Get Even ist eine außergewöhnliche Spielerfahrung! The Farm 51 pfeift auf Konventionen und zelebriert stattdessen einen experimentellen Rausch zwischen Shooter, Stealth, Detektiv-Arbeit, Science-Fiction-Technologie und verstörenden Psycho-Spielchen mit Horror-Anleihen. Man stelle sich vor, The Matrix, Inception und Total Recall würden zusammen mit Layers of Fear, Metal Gear Solid und Alan Wake eine ziemlich verrückte Party feiern. Dabei will man bis zum bitteren Ende die Wahrheit entschlüsseln – und wird dabei nicht nur hinsichtlich der verworrenen Geschichte, sondern auch der Spielmechanik einige gelungene Überraschungen erleben. Zudem wird man feststellen, dass Entscheidungen und selbst die Wahl der Spielweise spürbare Folgen in diesem abgedrehten Szenario haben, in dem vor allem das herausragende Sound-Design für Atmosphäre sorgt. Schade nur, dass die statische Kulisse etwas angestaubt wirkt und sich die Bildrate vor allem in Außenarealen am Limit bewegt, was sich gleichzeitig negativ auf die Steuerung auswirkt.
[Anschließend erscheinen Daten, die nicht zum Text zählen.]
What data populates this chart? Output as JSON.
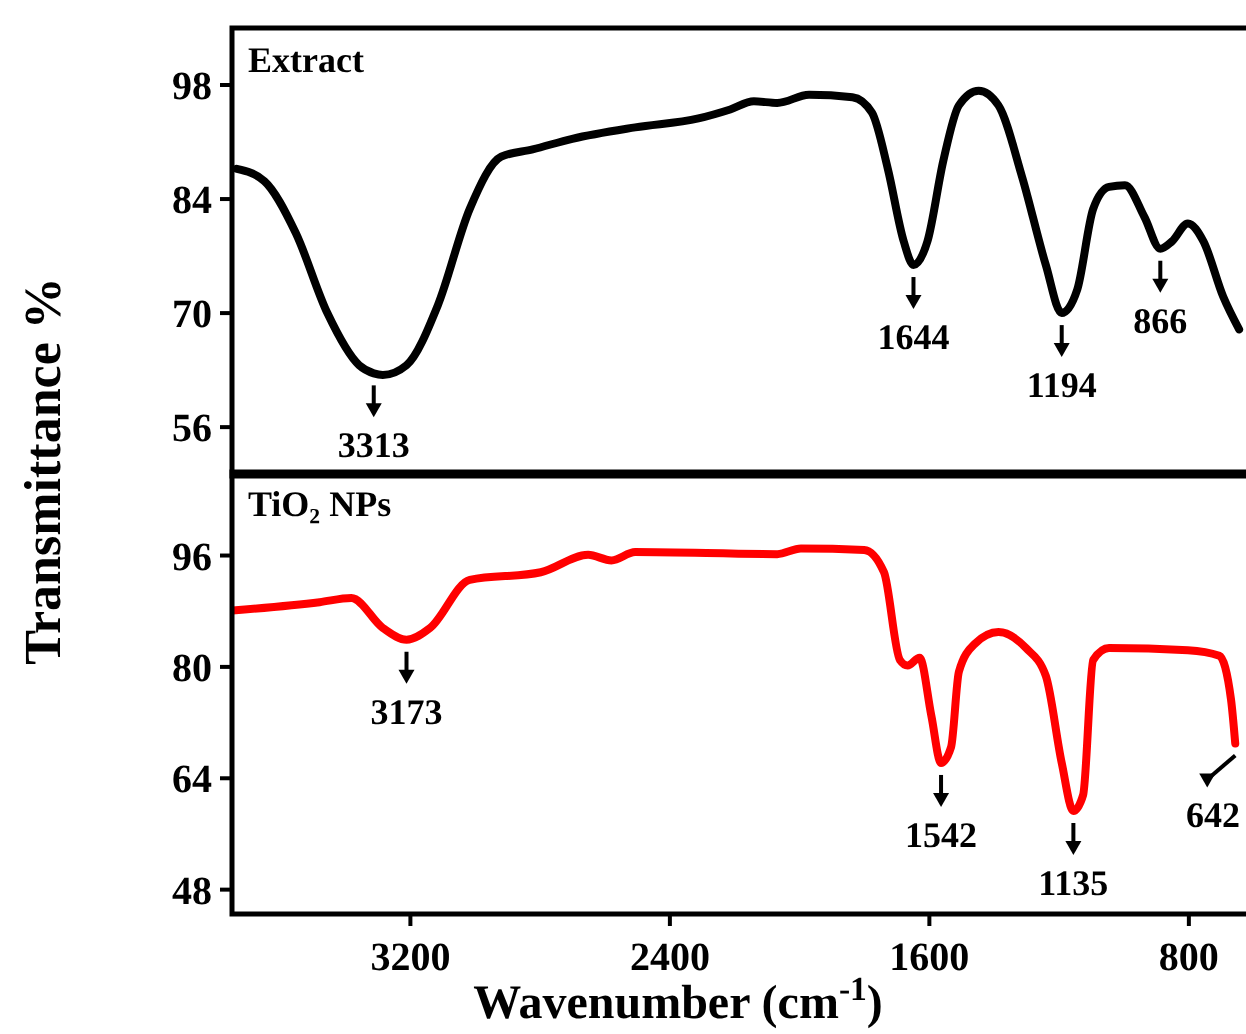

Dass man nach einer Entdeckung nur selten auf den Schleichweg zurückkehren kann, sondern sich stattdessen mit den nicht immer clever agierenden Feinden auseinandersetzen muss, zählt zusammen mit den vereinzelt auftretenden Fehlern (Stichwort: Festhängen) ebenfalls zu den Schwachpunkten. Nichtsdestotrotz ist Get Even ein ganz besonderes Erlebnis, das einen bleibenden Eindruck hinterlässt.

Pro

  • ungewöhnliche Kombination aus Spielelementen und Genres
  • herausragendes Sound-Design
  • Entscheidungen und Spielweisen haben Folgen
  • interessante und mitunter überraschende Entfaltung der Geschichte
  • nette Rätseleinlagen
  • dichte Atmophäre
  • ordentlicher Umfang (ca. 10-12 Stunden)

Kontra

  • Bildrate stellenweise am Limit (vor allem in Außenarealen)
  • keine deutsche Sprachausgabe (nur lokalisierte Untertitel / Texte)
  • nachträgliches Verstecken bei Stealth-Versuchen kaum möglich
  • vereinzelte KI-Aussetzer
  • ärgerliche Bugs (Festhängen in Umgebung)

Wertung

PC

Get Even ist eine außergewöhnliche Spielerfahrung voller Action, Mystery und WTF-Momente, die man so schnell nicht vergessen wird.

PlayStation4

Get Even ist eine außergewöhnliche Spielerfahrung voller Action, Mystery und WTF-Momente, die man so schnell nicht vergessen wird.

Kommentare
SpookyNooky

Super geschriebener Test. Alle wichtigen Elemente des Spiels werden beleuchtet und eigentlich wurde alles wichtige schon gesagt, aber eine Sache kann man nicht oft genug betonen:

Tatsächlich habe ich selten ein Spiel erlebt, bei dem dem die Klangkulisse so hervorragend und oft mit fließenden Übergängen auf das Geschehen am Bildschirm abgestimmt wurde. Damit ist Get Even für mich bisher ein heißer Anwärter auf das beste Sound-Design des Jahres – Hut ab, Lautstärke rauf!
Für das Sound-Design hat Get Even zurecht Preise abgeheimst. Dazu muss man sagen, dass man das Spiel unbedingt mit Kopfhörern spielen sollte, um diese grandiose Produktion und Abmischung zu genießen. Diese schichtenartige Nutzen von Musik, Sounds und Sprache (Stichworte "The Party" oder "Puppet Master") habe ich so in wirklich noch keinem Spiel erlebt.

Im Indie-Bereich ein kleines Meisterwerk.